Having played AACW & AACW2 extensively I was pretty much able to jump right into RUS right away--albeit with a copy of W. Bruce Lincoln's
Red Victory: A History Of The Russian Civil War, 1918-1921 in hand to cram some history while playing in order to throw some light on a subject I was pretty sketchy about.
I've played out a few of the smaller scenarios and have worked through the campaign game to July 1920. Overall I think this is destined to be a classic--if their ACW study is the tour de force in gaming that conflict, I doubt that RUS can be surpassed in it's treatment of the Russian Civil War. The historical detail and chrome is grognard catnip, the map is superb, and the scale nicely has individual armies and corps battling over critical rail nodes, whether occupied by a major city or not. There is rarely any sort of WW I type of continuous front. As the Reds you will be fighting off the incursions of a large host of dysfunctional White allies, and on all points of the compass. Like the Confederates, the Whites have far better generals; however they will end up discovering that quantity (of Red troops) has a quality of its own.
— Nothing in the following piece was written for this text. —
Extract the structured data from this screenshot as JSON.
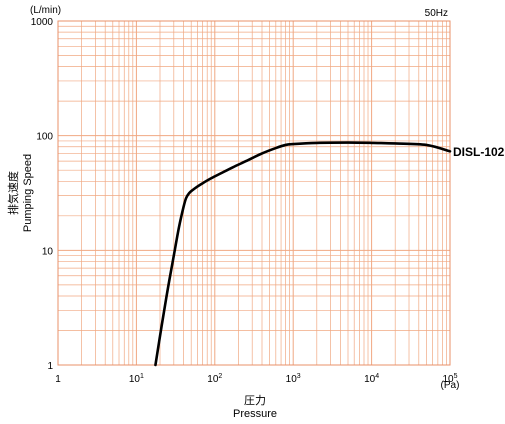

I played the Western Whites and it starts out deceptively simple. By the time I was well into 1919 it had become clear that the effective use of replacements, new levies and allocation of resources, is critical. It gets complex because your base pool has to be shared by your main White armies in the south, the Cossacks there, Whites in the Baltic, Whites up north in Murmansk as well as Brits, French and Americans to a lesser extent. As well, you get very few brigade options and end up micromanaging elements to put together divisions for the most part and the work gets intense when you are well into it as you are raising literally hundreds of rgts to form divisions. Perhaps a future patch could streamline this as a thought. I was also surprised to see that even militia rgts cannot be put together as a 2-element unit as they can in AACW2. My only other criticism is the same with AACW: The list of events in a tiny font that is someone awkward to use. I would love to see that with an option to view it (or even print it) as a doc file.
All in all a superb study of the Russian Civil War and I imagine future patches will make it even better.